In our data, each of these sub-lists only has a single element.

map_int(currituck_geometry, length)
#> [1] 1 1 1

These sub-lists would contain multiple elements if they needed to represent a landmass that contained an lake, or a landmass that contained a lake with an island, etc.

Each of these elements is a matrix that gives the locations of points along the polygon boundaries.

currituck_geometry[[2]][[1]]
#>           [,1]     [,2]
#> [1,] -76.02717 36.55672
#> [2,] -75.99866 36.55665
#> [3,] -75.91192 36.54253
#> [4,] -75.92480 36.47398
#> [5,] -75.97728 36.47802
#> [6,] -75.97629 36.51793
#> [7,] -76.02717 36.55672

Manipulating with dplyr

sf objects like nc are tibbles, so you can manipulate them with dplyr. The following code finds all counties in North Carolina with an area greater than 2 billion square meters.

nc_large <-
  nc %>%
  mutate(area = st_area(geometry) %>% as.double()) %>%
  filter(area > 2e9) 

st_area finds the area of a geometry, and returns an object with units, in this case square meters.

alleghany %>% 
  st_area(geometry)
#> 611077263 [m^2]

These units are helpful, but can be annoying to work with, which is why we used as.double() in the earlier mutate() statement. as.double() converts the results to a regular double vector.

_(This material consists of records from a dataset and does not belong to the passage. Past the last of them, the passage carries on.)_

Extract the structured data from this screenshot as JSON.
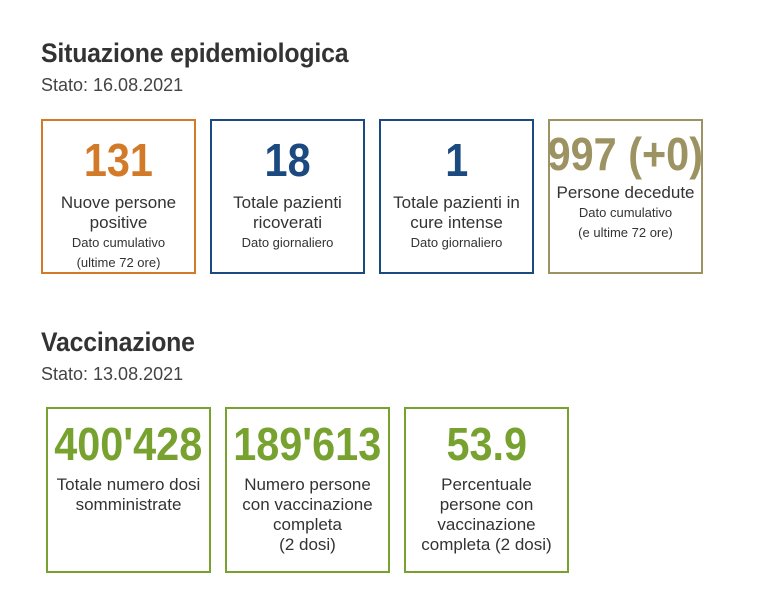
{
  "epidemiology": {
    "title": "Situazione epidemiologica",
    "date": "Stato: 16.08.2021",
    "cards": [
      {
        "value": "131",
        "label_lines": [
          "Nuove persone",
          "positive"
        ],
        "note_lines": [
          "Dato cumulativo",
          "(ultime 72 ore)"
        ],
        "color": "#d37a28"
      },
      {
        "value": "18",
        "label_lines": [
          "Totale pazienti",
          "ricoverati"
        ],
        "note_lines": [
          "Dato giornaliero"
        ],
        "color": "#1a4a80"
      },
      {
        "value": "1",
        "label_lines": [
          "Totale pazienti in",
          "cure intense"
        ],
        "note_lines": [
          "Dato giornaliero"
        ],
        "color": "#1a4a80"
      },
      {
        "value": "997 (+0)",
        "label_lines": [
          "Persone decedute"
        ],
        "note_lines": [
          "Dato cumulativo",
          "(e ultime 72 ore)"
        ],
        "color": "#9c9262"
      }
    ]
  },
  "vaccination": {
    "title": "Vaccinazione",
    "date": "Stato: 13.08.2021",
    "cards": [
      {
        "value": "400'428",
        "label_lines": [
          "Totale numero dosi",
          "somministrate"
        ],
        "color": "#78a22f"
      },
      {
        "value": "189'613",
        "label_lines": [
          "Numero persone",
          "con vaccinazione",
          "completa",
          "(2 dosi)"
        ],
        "color": "#78a22f"
      },
      {
        "value": "53.9",
        "label_lines": [
          "Percentuale",
          "persone con",
          "vaccinazione",
          "completa (2 dosi)"
        ],
        "color": "#78a22f"
      }
    ]
  }
}
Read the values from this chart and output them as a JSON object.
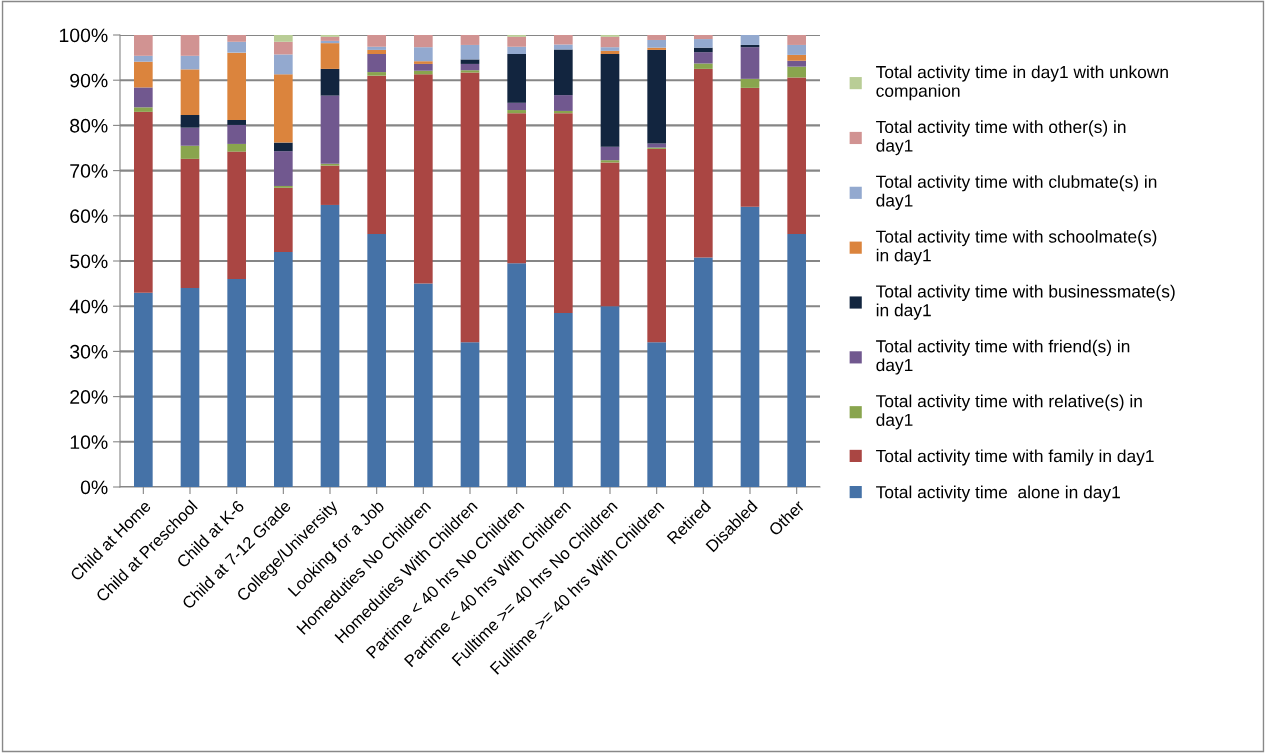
{
  "chart_data": {
    "type": "bar",
    "stacked": true,
    "categories": [
      "Child at Home",
      "Child at Preschool",
      "Child at K-6",
      "Child at 7-12 Grade",
      "College/University",
      "Looking for a Job",
      "Homeduties No Children",
      "Homeduties With Children",
      "Partime < 40 hrs No Children",
      "Partime < 40 hrs With Children",
      "Fulltime >= 40 hrs No Children",
      "Fulltime >= 40 hrs With Children",
      "Retired",
      "Disabled",
      "Other"
    ],
    "series": [
      {
        "name": "Total activity time  alone in day1",
        "color": "#4572a7",
        "values": [
          43,
          44,
          46,
          52,
          62.4,
          56,
          45,
          32,
          49.5,
          38.5,
          40,
          32,
          50.8,
          62,
          56
        ]
      },
      {
        "name": "Total activity time with family in day1",
        "color": "#aa4643",
        "values": [
          40,
          28.6,
          28.2,
          14.2,
          8.7,
          35,
          46.3,
          59.7,
          33.2,
          44.2,
          31.8,
          42.8,
          41.7,
          26.3,
          34.6
        ]
      },
      {
        "name": "Total activity time with relative(s) in day1",
        "color": "#89a54e",
        "values": [
          1,
          2.9,
          1.7,
          0.4,
          0.4,
          0.8,
          0.8,
          0.5,
          0.7,
          0.5,
          0.5,
          0.3,
          1.2,
          2,
          2.4
        ]
      },
      {
        "name": "Total activity time with friend(s) in day1",
        "color": "#71588f",
        "values": [
          4.4,
          4,
          4.2,
          7.7,
          15.1,
          4,
          1.5,
          1.4,
          1.6,
          3.5,
          3,
          0.9,
          2.5,
          7,
          1.3
        ]
      },
      {
        "name": "Total activity time with businessmate(s) in day1",
        "color": "#12253f",
        "values": [
          0,
          2.8,
          1.1,
          1.9,
          5.9,
          0,
          0,
          1,
          10.8,
          10.1,
          20.5,
          20.7,
          1,
          0.5,
          0
        ]
      },
      {
        "name": "Total activity time with schoolmate(s) in day1",
        "color": "#db843d",
        "values": [
          5.7,
          10.1,
          14.9,
          15.1,
          5.7,
          0.9,
          0.6,
          null,
          null,
          0,
          0.7,
          0.5,
          0,
          0,
          1.3
        ]
      },
      {
        "name": "Total activity time with clubmate(s) in day1",
        "color": "#93a9cf",
        "values": [
          1.3,
          3,
          2.4,
          4.4,
          0.5,
          0.7,
          3.1,
          3.2,
          1.6,
          1.1,
          0.8,
          1.7,
          1.9,
          2.2,
          2.2
        ]
      },
      {
        "name": "Total activity time with other(s) in day1",
        "color": "#d19392",
        "values": [
          4.6,
          4.6,
          1.5,
          2.8,
          0.9,
          2.6,
          2.7,
          2.2,
          2.2,
          2.1,
          2.3,
          1.1,
          0.9,
          0,
          2.2
        ]
      },
      {
        "name": "Total activity time in day1 with unkown companion",
        "color": "#b9cd96",
        "values": [
          0,
          0,
          0,
          1.5,
          0.4,
          0,
          0,
          0,
          0.4,
          0,
          0.4,
          0,
          0,
          0,
          0
        ]
      }
    ],
    "ylim": [
      0,
      100
    ],
    "yticks": [
      {
        "value": 0,
        "label": "0%"
      },
      {
        "value": 10,
        "label": "10%"
      },
      {
        "value": 20,
        "label": "20%"
      },
      {
        "value": 30,
        "label": "30%"
      },
      {
        "value": 40,
        "label": "40%"
      },
      {
        "value": 50,
        "label": "50%"
      },
      {
        "value": 60,
        "label": "60%"
      },
      {
        "value": 70,
        "label": "70%"
      },
      {
        "value": 80,
        "label": "80%"
      },
      {
        "value": 90,
        "label": "90%"
      },
      {
        "value": 100,
        "label": "100%"
      }
    ],
    "grid": "y",
    "legend": "right"
  }
}
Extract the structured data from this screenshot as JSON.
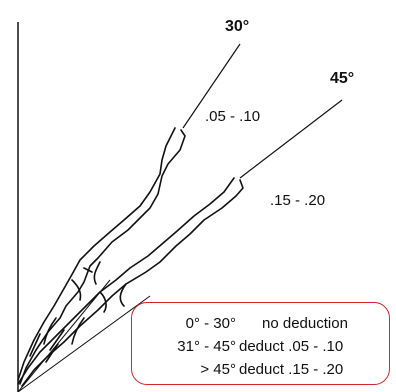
{
  "labels": {
    "angle_30": "30°",
    "angle_45": "45°",
    "range_30": ".05 - .10",
    "range_45": ".15 - .20"
  },
  "deduction_table": [
    {
      "range": "0° - 30°",
      "deduction": "no deduction"
    },
    {
      "range": "31° - 45°",
      "deduction": "deduct .05 - .10"
    },
    {
      "range": "> 45°",
      "deduction": "deduct .15 - .20"
    }
  ],
  "colors": {
    "line": "#111111",
    "table_border": "#d0282c"
  }
}
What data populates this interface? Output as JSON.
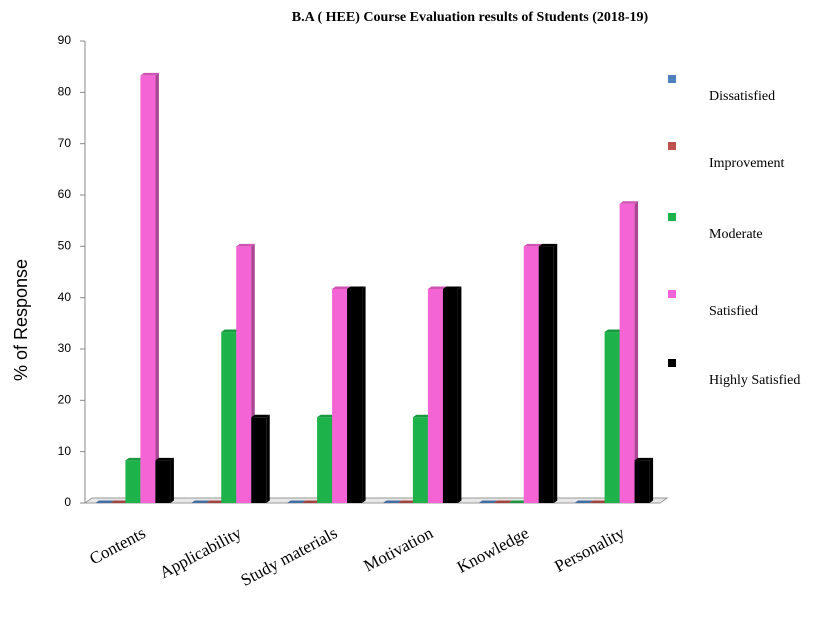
{
  "chart_data": {
    "type": "bar",
    "title": "B.A ( HEE) Course Evaluation  results of  Students (2018-19)",
    "y_axis_label": "% of Response",
    "categories": [
      "Contents",
      "Applicability",
      "Study materials",
      "Motivation",
      "Knowledge",
      "Personality"
    ],
    "series": [
      {
        "name": "Dissatisfied",
        "color": "#4f81bd",
        "values": [
          0,
          0,
          0,
          0,
          0,
          0
        ]
      },
      {
        "name": "Improvement",
        "color": "#c0504d",
        "values": [
          0,
          0,
          0,
          0,
          0,
          0
        ]
      },
      {
        "name": "Moderate",
        "color": "#1db34a",
        "values": [
          8.3,
          33.3,
          16.7,
          16.7,
          0,
          33.3
        ]
      },
      {
        "name": "Satisfied",
        "color": "#f464d4",
        "values": [
          83.3,
          50,
          41.7,
          41.7,
          50,
          58.3
        ]
      },
      {
        "name": "Highly Satisfied",
        "color": "#000000",
        "values": [
          8.3,
          16.7,
          41.7,
          41.7,
          50,
          8.3
        ]
      }
    ],
    "ylim": [
      0,
      90
    ],
    "yticks": [
      0,
      10,
      20,
      30,
      40,
      50,
      60,
      70,
      80,
      90
    ],
    "legend": "right"
  }
}
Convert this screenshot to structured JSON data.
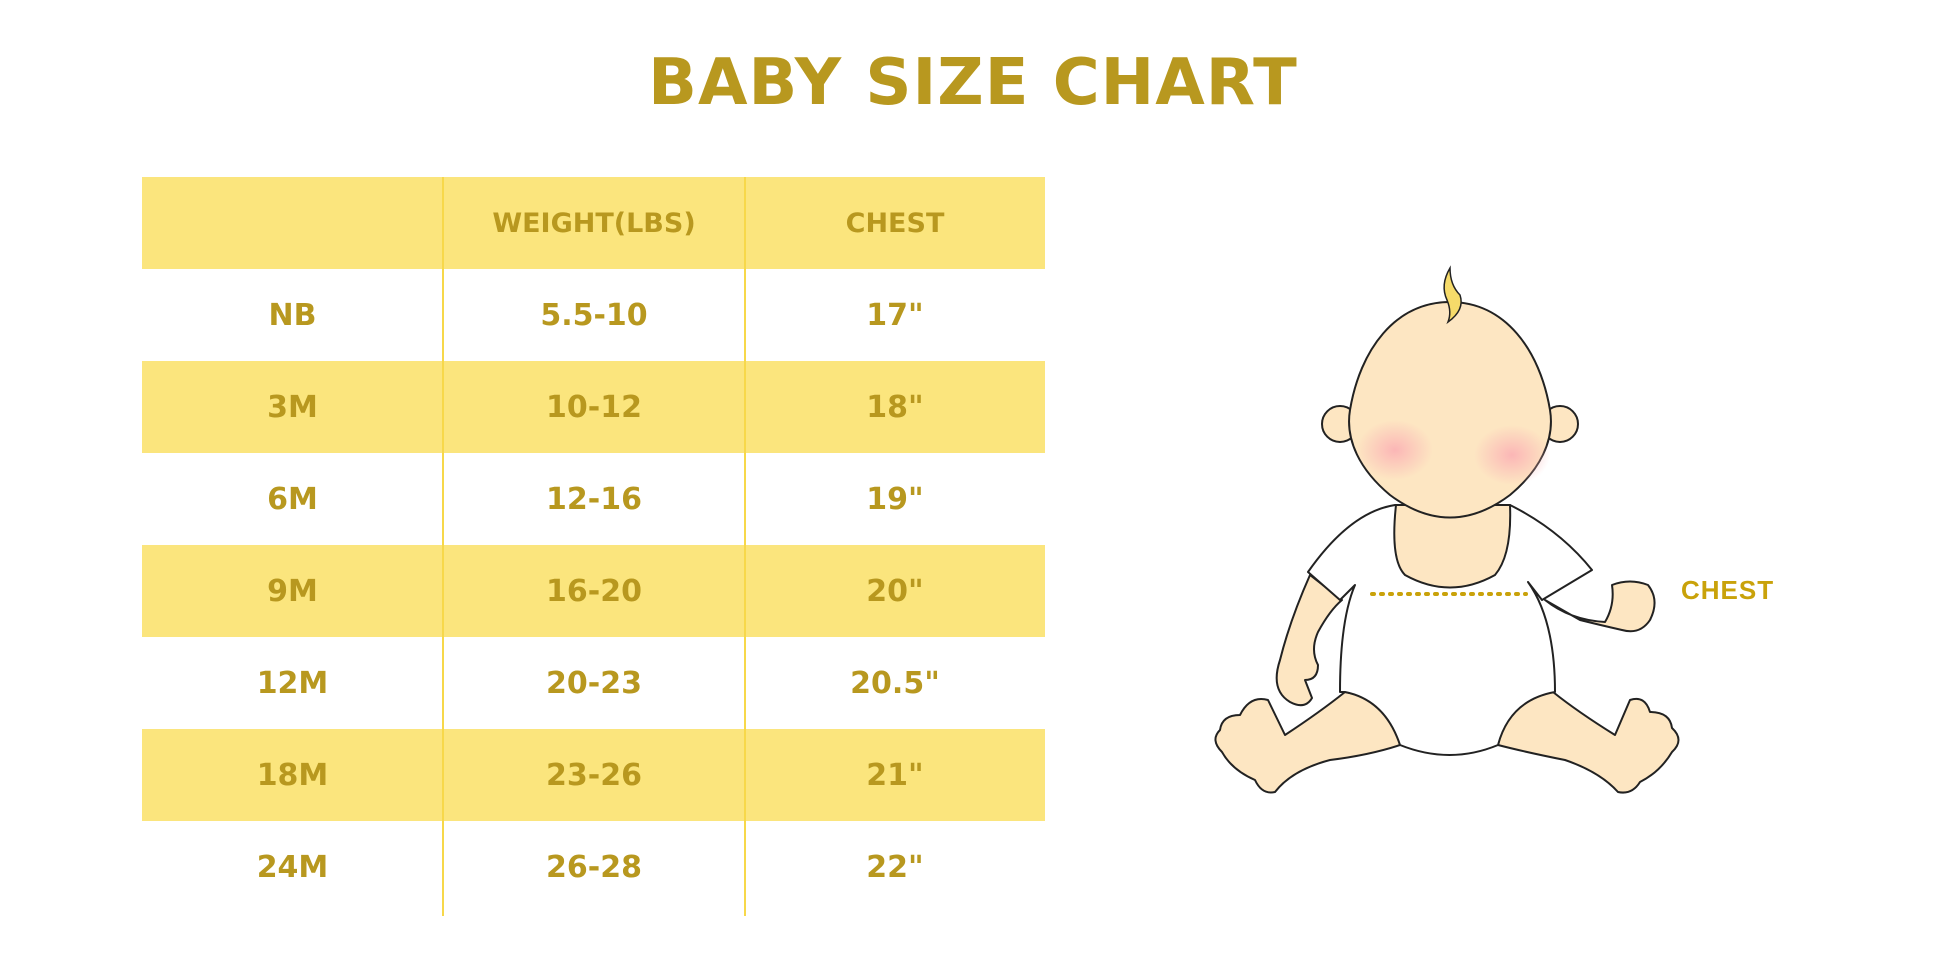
{
  "title": "BABY SIZE CHART",
  "table": {
    "headers": [
      "",
      "WEIGHT(LBS)",
      "CHEST"
    ],
    "rows": [
      [
        "NB",
        "5.5-10",
        "17\""
      ],
      [
        "3M",
        "10-12",
        "18\""
      ],
      [
        "6M",
        "12-16",
        "19\""
      ],
      [
        "9M",
        "16-20",
        "20\""
      ],
      [
        "12M",
        "20-23",
        "20.5\""
      ],
      [
        "18M",
        "23-26",
        "21\""
      ],
      [
        "24M",
        "26-28",
        "22\""
      ]
    ]
  },
  "illustration": {
    "label": "CHEST",
    "icon": "baby-illustration"
  },
  "colors": {
    "text": "#b8981f",
    "band": "#fbe57d",
    "divider": "#f7d84a",
    "chest_label": "#c9a20a"
  }
}
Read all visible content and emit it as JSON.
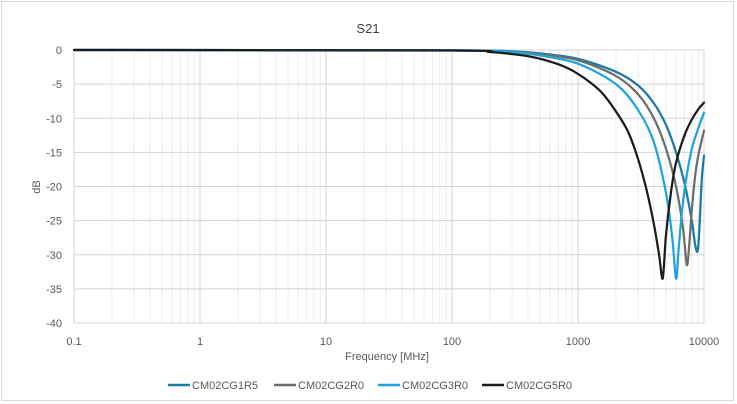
{
  "chart_data": {
    "type": "line",
    "title": "S21",
    "xlabel": "Frequency [MHz]",
    "ylabel": "dB",
    "x_scale": "log",
    "xlim": [
      0.1,
      10000
    ],
    "ylim": [
      -40,
      0
    ],
    "x_ticks": [
      0.1,
      1,
      10,
      100,
      1000,
      10000
    ],
    "x_tick_labels": [
      "0.1",
      "1",
      "10",
      "100",
      "1000",
      "10000"
    ],
    "y_ticks": [
      0,
      -5,
      -10,
      -15,
      -20,
      -25,
      -30,
      -35,
      -40
    ],
    "y_tick_labels": [
      "0",
      "-5",
      "-10",
      "-15",
      "-20",
      "-25",
      "-30",
      "-35",
      "-40"
    ],
    "grid": true,
    "legend_position": "bottom",
    "series": [
      {
        "name": "CM02CG1R5",
        "color": "#1a7aa3",
        "x": [
          0.1,
          100,
          300,
          500,
          1000,
          2000,
          3000,
          4000,
          5000,
          6000,
          7000,
          8000,
          8500,
          8900,
          9200,
          9600,
          10000
        ],
        "y": [
          0,
          -0.05,
          -0.2,
          -0.5,
          -1.3,
          -3.2,
          -5.2,
          -7.8,
          -11,
          -15,
          -19.5,
          -25,
          -28.5,
          -29.5,
          -26,
          -19,
          -15.5
        ]
      },
      {
        "name": "CM02CG2R0",
        "color": "#6d6d6d",
        "x": [
          0.1,
          100,
          300,
          500,
          1000,
          2000,
          3000,
          4000,
          5000,
          6000,
          6800,
          7300,
          7600,
          8000,
          8500,
          9000,
          10000
        ],
        "y": [
          0,
          -0.05,
          -0.25,
          -0.6,
          -1.5,
          -3.8,
          -6.5,
          -10,
          -14.5,
          -20,
          -26,
          -31.5,
          -29,
          -23.5,
          -18.5,
          -15.5,
          -11.8
        ]
      },
      {
        "name": "CM02CG3R0",
        "color": "#1fa3dc",
        "x": [
          0.1,
          100,
          300,
          500,
          1000,
          2000,
          3000,
          4000,
          5000,
          5600,
          6000,
          6300,
          6700,
          7200,
          8000,
          9000,
          10000
        ],
        "y": [
          0,
          -0.05,
          -0.3,
          -0.8,
          -2,
          -5,
          -8.8,
          -13.5,
          -21,
          -27.5,
          -33.5,
          -29,
          -23.5,
          -19,
          -14.5,
          -11.5,
          -9.2
        ]
      },
      {
        "name": "CM02CG5R0",
        "color": "#1c1c1c",
        "x": [
          0.1,
          100,
          200,
          400,
          700,
          1000,
          1500,
          2000,
          2500,
          3000,
          3500,
          4000,
          4400,
          4700,
          5000,
          5500,
          6000,
          7000,
          8000,
          9000,
          10000
        ],
        "y": [
          0,
          -0.08,
          -0.3,
          -0.9,
          -2.1,
          -3.5,
          -6,
          -9,
          -12,
          -16,
          -20.5,
          -25.5,
          -30,
          -33.5,
          -27,
          -20.5,
          -16.5,
          -12.5,
          -10.2,
          -8.7,
          -7.7
        ]
      }
    ]
  }
}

The sf package contains many helpful functions, like st_area(), for working with spatial data. Its reference page lists all functions in the package.

Coordinate reference system

Earlier, you saw the following matrix.

currituck_geometry[[2]][[1]]
#>           [,1]     [,2]
#> [1,] -76.02717 36.55672
#> [2,] -75.99866 36.55665
#> [3,] -75.91192 36.54253
#> [4,] -75.92480 36.47398
#> [5,] -75.97728 36.47802
#> [6,] -75.97629 36.51793
#> [7,] -76.02717 36.55672

This matrix gives the position of points along the boundary of one of Currituck county’s landmasses. Geospatial data represents points on the earth in terms of longitude and latitude with respect to a datum. The same point can have a different longitude and latitude with respect to different datums.

Take two minutes and watch this simple explanation of datums.

A coordinate reference system (CRS) for a geospatial dataset consists of a datum together with a projection that specifies how points in three dimensions will be represented in two. We can use st_crs() to find the datum and projection of our data.

st_crs(nc)
#> Coordinate Reference System:
#>   EPSG: 4267 
#>   proj4string: "+proj=longlat +datum=NAD27 +no_defs"

The datum of nc is “NAD27”, the North American Datum of 1927 (NAD27). And the projection is to simply use the longitude and latitude.

When plotting multiple datasets, it is important that they all use the same CRS. Otherwise, points won’t properly line up. Fortunately, st_transform() can be used to transform datasets to a common CRS, and ggplot2 will automatically convert layers to have a common CRS.